Years later on her deathbed, his mother told Jack she was worried about who was going to get her boxwood.
Well, I tried. I was terribly proud of my basil until I took a bunch to the office and was told it was mint. It just tasted like basil because it had grown next to so much of it. I read that plastic keeps down weeds, so I threw a shiny black tarp on the ground, punched holes in it for squash seeds and ended up with zillions of slugs underneath and squash vines that blackened inch by inch, finally turning the yellow blossoms into yuck. Jack and I planted 100 bulbs Granny sent us for Christmas, and only ten tulips came up. But I was quite successful at transplanting pachysandra from our front yard to other spots. Plus, I could spy on the new people moving in across the street.

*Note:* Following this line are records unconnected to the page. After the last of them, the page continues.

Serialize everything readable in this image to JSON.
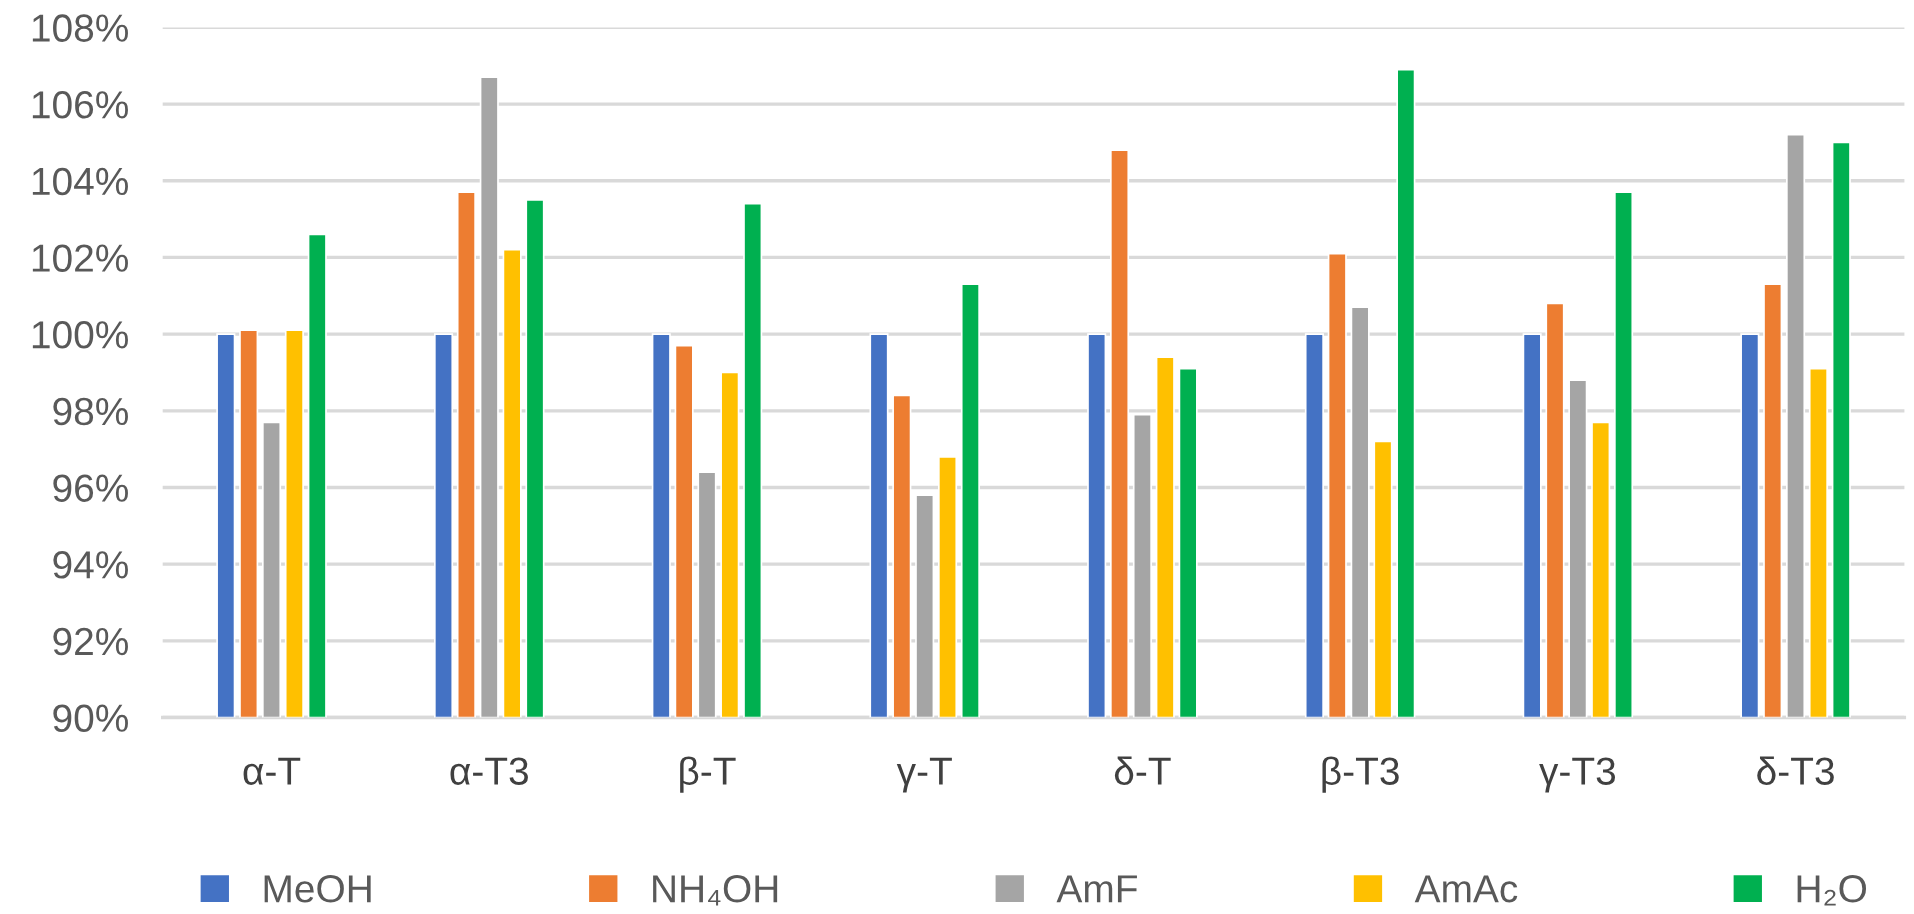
{
  "chart_data": {
    "type": "bar",
    "categories": [
      "α-T",
      "α-T3",
      "β-T",
      "γ-T",
      "δ-T",
      "β-T3",
      "γ-T3",
      "δ-T3"
    ],
    "series": [
      {
        "name": "MeOH",
        "color": "#4472c4",
        "values": [
          100,
          100,
          100,
          100,
          100,
          100,
          100,
          100
        ]
      },
      {
        "name": "NH₄OH",
        "color": "#ed7d31",
        "values": [
          100.1,
          103.7,
          99.7,
          98.4,
          104.8,
          102.1,
          100.8,
          101.3
        ]
      },
      {
        "name": "AmF",
        "color": "#a5a5a5",
        "values": [
          97.7,
          106.7,
          96.4,
          95.8,
          97.9,
          100.7,
          98.8,
          105.2
        ]
      },
      {
        "name": "AmAc",
        "color": "#ffc000",
        "values": [
          100.1,
          102.2,
          99.0,
          96.8,
          99.4,
          97.2,
          97.7,
          99.1
        ]
      },
      {
        "name": "H₂O",
        "color": "#00b050",
        "values": [
          102.6,
          103.5,
          103.4,
          101.3,
          99.1,
          106.9,
          103.7,
          105.0
        ]
      }
    ],
    "ylim": [
      90,
      108
    ],
    "yticks": [
      {
        "value": 90,
        "label": "90%"
      },
      {
        "value": 92,
        "label": "92%"
      },
      {
        "value": 94,
        "label": "94%"
      },
      {
        "value": 96,
        "label": "96%"
      },
      {
        "value": 98,
        "label": "98%"
      },
      {
        "value": 100,
        "label": "100%"
      },
      {
        "value": 102,
        "label": "102%"
      },
      {
        "value": 104,
        "label": "104%"
      },
      {
        "value": 106,
        "label": "106%"
      },
      {
        "value": 108,
        "label": "108%"
      }
    ],
    "grid": "y",
    "legend": "bottom"
  }
}
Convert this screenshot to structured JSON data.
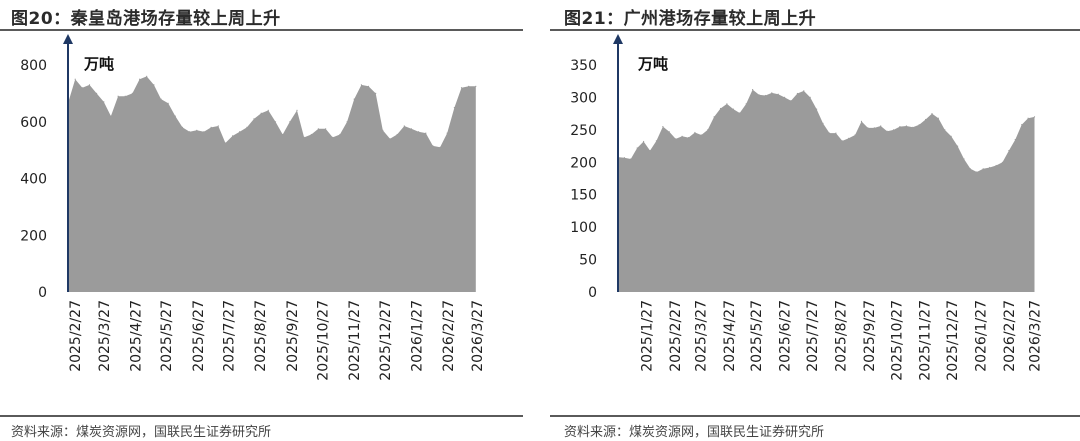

Jack did have a touch of his mother in him, though. He loved orchids and babied them for years—complete with a tiny humidifier—in the bay window of our dining room. Now I’m struggling to keep them alive.
As for recycling the Christmas tree, I’ve got it nailed. Or rather, Rosie, Blackie, Rufus and Madeline do. “Why take it to Tod’s Point?” asked daughter Audrey, who lives in Weston. “I can feed it to my goats! They’d love it!”
Goats. The ultimate recyclers. What do I know?